I tell this inspiring story at length in “The Changing Worker” (Chp 7) of Now You See It and I tell it in this truncated form here because it has a punchline we all need to hear, not to be optimists but to be realistic, pragmatic, which is to say activist. When I asked Dennis Quaintance what he learned from this amazing process and its result, he said, “It wasn’t that hard.” He said that’s a good thing and a bad thing. Good, because sixty well-meaning non-experts in Greensboro set the standard, now, for green building. In the reception, the hotel was fuller than it should have been because everyone wants to try and see how different it is to be in an environmentally and humanly friendly hotel. The workers all have jobs because they are now certified sustainable buildings.
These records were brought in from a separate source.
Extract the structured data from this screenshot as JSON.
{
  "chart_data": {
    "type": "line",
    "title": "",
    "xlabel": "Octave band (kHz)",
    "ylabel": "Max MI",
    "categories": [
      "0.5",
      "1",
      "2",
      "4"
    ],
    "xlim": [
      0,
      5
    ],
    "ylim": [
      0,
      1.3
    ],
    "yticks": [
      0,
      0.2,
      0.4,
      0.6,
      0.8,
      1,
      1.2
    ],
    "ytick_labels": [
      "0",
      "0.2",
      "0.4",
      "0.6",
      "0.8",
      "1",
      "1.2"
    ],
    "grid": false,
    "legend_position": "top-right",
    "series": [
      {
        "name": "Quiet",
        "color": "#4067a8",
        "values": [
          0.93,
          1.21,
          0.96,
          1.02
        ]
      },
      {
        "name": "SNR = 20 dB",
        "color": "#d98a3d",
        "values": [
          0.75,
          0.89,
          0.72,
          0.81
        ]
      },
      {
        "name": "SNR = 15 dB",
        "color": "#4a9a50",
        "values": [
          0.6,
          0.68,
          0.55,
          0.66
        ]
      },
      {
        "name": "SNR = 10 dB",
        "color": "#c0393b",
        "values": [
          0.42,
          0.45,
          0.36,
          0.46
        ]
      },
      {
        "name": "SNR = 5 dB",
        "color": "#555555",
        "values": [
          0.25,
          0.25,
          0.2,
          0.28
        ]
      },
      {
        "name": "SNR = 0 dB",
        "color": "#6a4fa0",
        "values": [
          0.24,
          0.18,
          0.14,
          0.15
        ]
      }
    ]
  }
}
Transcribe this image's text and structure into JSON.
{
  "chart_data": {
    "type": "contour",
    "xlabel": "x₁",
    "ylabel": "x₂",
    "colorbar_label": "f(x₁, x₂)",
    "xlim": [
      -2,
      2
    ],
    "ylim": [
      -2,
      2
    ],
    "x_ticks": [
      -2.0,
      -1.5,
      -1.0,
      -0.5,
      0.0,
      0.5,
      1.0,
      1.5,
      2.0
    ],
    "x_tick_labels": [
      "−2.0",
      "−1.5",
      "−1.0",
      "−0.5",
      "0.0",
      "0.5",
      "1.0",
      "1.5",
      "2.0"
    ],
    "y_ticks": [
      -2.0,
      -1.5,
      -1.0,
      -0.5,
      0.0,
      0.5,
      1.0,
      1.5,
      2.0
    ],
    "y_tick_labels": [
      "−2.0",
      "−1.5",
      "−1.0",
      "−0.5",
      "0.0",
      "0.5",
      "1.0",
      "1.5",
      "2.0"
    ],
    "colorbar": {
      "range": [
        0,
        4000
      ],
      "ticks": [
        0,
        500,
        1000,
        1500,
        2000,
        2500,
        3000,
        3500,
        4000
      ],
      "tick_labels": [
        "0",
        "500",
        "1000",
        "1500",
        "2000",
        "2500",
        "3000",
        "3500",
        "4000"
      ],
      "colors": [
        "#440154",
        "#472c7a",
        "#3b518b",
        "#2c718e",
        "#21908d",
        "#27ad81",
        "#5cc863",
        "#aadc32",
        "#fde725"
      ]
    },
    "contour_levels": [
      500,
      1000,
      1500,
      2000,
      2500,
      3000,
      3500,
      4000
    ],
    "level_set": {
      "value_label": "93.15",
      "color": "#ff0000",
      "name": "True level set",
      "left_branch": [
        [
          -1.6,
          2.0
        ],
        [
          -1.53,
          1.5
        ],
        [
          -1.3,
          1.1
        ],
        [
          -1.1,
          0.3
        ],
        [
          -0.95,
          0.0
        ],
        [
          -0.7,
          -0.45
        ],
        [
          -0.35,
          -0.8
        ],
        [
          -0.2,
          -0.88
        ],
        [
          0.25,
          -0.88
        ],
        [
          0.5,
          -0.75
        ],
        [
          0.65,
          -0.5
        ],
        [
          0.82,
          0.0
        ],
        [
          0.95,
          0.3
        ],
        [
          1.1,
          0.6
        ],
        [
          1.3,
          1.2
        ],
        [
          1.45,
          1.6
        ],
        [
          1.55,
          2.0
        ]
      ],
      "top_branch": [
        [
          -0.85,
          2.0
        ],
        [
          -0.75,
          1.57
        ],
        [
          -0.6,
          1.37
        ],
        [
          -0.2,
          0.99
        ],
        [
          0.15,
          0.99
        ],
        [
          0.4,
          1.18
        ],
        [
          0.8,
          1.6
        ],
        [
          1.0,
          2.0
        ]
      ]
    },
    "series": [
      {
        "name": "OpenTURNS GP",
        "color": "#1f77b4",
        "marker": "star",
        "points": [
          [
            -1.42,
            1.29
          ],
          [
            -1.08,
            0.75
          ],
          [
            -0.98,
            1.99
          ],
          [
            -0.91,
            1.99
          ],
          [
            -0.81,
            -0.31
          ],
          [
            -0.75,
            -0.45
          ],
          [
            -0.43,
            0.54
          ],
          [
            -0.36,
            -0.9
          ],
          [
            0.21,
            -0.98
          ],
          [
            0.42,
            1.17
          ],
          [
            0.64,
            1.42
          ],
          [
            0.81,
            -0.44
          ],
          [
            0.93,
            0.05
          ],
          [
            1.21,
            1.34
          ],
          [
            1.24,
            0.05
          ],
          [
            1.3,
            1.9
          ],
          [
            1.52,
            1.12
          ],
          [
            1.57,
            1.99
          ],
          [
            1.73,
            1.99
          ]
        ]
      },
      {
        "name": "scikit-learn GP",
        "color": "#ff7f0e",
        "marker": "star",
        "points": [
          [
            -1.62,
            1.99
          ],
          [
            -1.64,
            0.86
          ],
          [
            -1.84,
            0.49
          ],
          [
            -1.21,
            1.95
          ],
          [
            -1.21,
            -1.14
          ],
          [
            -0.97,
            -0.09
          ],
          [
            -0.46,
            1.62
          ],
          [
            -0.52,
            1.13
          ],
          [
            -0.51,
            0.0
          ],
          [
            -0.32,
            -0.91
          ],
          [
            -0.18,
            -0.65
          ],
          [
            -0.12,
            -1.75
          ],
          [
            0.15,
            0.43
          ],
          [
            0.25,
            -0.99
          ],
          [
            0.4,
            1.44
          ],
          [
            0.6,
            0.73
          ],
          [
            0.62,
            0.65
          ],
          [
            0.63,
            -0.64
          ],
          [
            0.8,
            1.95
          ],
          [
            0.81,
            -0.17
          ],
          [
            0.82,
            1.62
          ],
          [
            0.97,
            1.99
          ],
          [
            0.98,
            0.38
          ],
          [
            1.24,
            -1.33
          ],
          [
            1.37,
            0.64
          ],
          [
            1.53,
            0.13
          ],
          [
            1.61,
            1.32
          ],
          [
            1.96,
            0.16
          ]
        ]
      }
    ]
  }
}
But it is a bad thing because, as Quaintance said, if they could do it, why isn’t everyone else doing it? If it wasn’t that hard, if they were able to do it, why are others so afraid to try the new, to challenge the system, to transform institutions that no longer serve us and that, in fact, are working to tame the possibilities of change inherent in the open, collaborative Web? Why aren’t we using this tool to protect this tool? Why aren’t we seeing what it can do for us, not what we can do for it, and thinking about how and why it can serve us.
It wasn’t that difficult. I believe that. As long as we are afraid to change, we will preserve a flawed future and lose one of the most remarkable resources we have. We are losing bits of it every day. I’ve listed six reasons we need internet activism right now but there are hundreds more. This is not optimism. This is realism. Pragmatism. Activism. Learning the future together. It isn’t that difficult.